Dass er den zweiten Gang zum Bildschirm scheute, brachte Steffen Baumgart auf die Palme. „Wir stehen da und frieren uns sieben Minuten lang den Arsch ab. Respekt bedeutet auch, sich den Scheiß anzugucken, die Entscheidung zu treffen, und nicht den Kleinen wieder in den Arsch zu treten“, sagte Paderborns Trainer in der ARD mit derben Worten. „Wir haben die Bilder, das kann er sich 20 Mal angucken. Langsam wird es lächerlich. Das ärgert mich, das hat keiner verdient. So machen wir uns zum Affen.“ Auch in der Pressekonferenz hatte sich sein Zorn noch nicht gelegt: „Darf ich das arrogant nennen? Oder wie darf ich das nennen? Uns allen hat er den Abend versaut.“

Nach dem 3:2 kam sein SC nicht mehr zurück und schied aus. Baumgart bestritt, dass Ingelsson den Ball berührt habe. „Ich sehe da keine Veränderung des Balles, das ist eine absolute Frechheit. So ein Spiel so abzugeben, daraus eine Berührung des Balles zu machen, ist frech. Es geht hier für uns um zwei Millionen. Ich bin keine Aktiengesellschaft, wir kämpfen um jede müde Mark“, schimpfte er in Anspielung auf die Tatsache, dass der BVB als einziger deutscher Fußballklub an der Börse notiert ist. Seine Wutrede hatte Baumgart Stieler nach eigener Aussage unmittelbar nach Abpfiff angekündigt. Er sei gespannt, ob er wegen seiner Aussagen einen Brief vom Deutschen Fußball-Bund bekomme.

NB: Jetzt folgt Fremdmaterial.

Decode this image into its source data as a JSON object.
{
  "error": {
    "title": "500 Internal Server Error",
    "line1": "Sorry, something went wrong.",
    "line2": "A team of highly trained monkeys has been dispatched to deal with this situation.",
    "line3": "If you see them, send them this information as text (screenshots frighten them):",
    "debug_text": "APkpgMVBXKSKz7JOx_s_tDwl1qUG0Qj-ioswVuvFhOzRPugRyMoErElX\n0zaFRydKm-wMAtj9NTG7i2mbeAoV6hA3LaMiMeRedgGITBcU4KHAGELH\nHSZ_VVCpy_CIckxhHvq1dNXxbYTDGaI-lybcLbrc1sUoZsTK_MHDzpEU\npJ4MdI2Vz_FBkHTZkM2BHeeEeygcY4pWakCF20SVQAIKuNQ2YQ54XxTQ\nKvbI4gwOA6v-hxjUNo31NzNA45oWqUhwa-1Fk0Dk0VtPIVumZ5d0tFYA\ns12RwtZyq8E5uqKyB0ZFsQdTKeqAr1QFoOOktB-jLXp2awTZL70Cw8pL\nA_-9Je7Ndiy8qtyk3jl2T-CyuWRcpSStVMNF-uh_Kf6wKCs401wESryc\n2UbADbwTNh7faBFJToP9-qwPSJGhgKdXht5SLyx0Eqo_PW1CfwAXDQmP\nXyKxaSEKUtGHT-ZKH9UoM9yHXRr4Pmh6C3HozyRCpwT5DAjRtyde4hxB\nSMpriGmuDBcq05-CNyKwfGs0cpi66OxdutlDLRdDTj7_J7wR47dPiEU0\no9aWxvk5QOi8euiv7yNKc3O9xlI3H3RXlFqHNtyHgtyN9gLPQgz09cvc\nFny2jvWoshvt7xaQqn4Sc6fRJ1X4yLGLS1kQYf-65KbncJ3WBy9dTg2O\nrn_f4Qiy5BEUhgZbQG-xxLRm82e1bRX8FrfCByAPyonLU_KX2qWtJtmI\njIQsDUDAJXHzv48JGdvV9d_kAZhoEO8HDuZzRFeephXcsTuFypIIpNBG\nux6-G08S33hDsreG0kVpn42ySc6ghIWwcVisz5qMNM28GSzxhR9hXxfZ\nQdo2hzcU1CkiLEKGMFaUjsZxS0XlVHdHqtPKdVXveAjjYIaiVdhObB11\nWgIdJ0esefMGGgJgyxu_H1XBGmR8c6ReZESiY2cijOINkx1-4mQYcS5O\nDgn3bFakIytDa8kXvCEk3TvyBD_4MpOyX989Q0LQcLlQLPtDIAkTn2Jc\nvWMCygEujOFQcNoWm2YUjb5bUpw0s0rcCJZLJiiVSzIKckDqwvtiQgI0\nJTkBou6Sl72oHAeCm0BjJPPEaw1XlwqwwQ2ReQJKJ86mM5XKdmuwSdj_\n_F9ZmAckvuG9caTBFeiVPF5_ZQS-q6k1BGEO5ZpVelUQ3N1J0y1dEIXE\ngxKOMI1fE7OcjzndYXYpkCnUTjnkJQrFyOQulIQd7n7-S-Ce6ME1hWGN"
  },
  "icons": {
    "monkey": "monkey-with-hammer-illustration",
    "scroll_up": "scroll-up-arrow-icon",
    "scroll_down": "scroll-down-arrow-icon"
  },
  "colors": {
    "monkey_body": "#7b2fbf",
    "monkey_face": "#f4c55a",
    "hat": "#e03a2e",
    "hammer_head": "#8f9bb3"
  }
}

Keine Post wird der Dortmunder Trainer bekommen. „Das Allerwichtigste ist es, in die nächste Runde einzuziehen. Dass wir uns das nach 2:0 anders vorgestellt haben, ist auch klar“, sagte Edin Terzic. Der Favorit hatte durch frühe Tore von Emre Can (6. Minute) und Jadon Sancho (16.) vorne gelegen. Doch dann gab der BVB die Partie gegen mutige, kämpferische Ostwestfallen immer mehr aus der Hand. Julian Justvan (79.) und das späte Elfmeter-Tor von Prince Owusu (90.+7) sorgten für den Ausgleich und die Verlängerung. Dort schlug dann Haaland mit dem kontroversen Treffer entscheidend zu.

Nach zuvor drei Achtelfinale-Niederlagen in Serie steht der BVB wieder in die Runde der letzten acht Teams ein und wahrte die wohl letzte Chance auf einen nationalen Titel. Zum Aufreger äußerte sich Terzic Minuten nach Ende nur vage. „Ich habe die Szene zum 3:2 noch nicht am Fernseher gesehen. Von der Seitenlinie aus ging es darum, ob es beim Pass auf Erling Haaland einen leichten Ballkontakt gegeben hatte. Das dauerte ewig und ging hin und her. Zehn Sekunden lang hieß es Abseits, dann wieder doch nicht. Es fällt mir aber schwer, da jetzt schon eine genaue Meinung zu haben.“ Die hatte sein Kollege Baumgart dagegen unüberhörbar.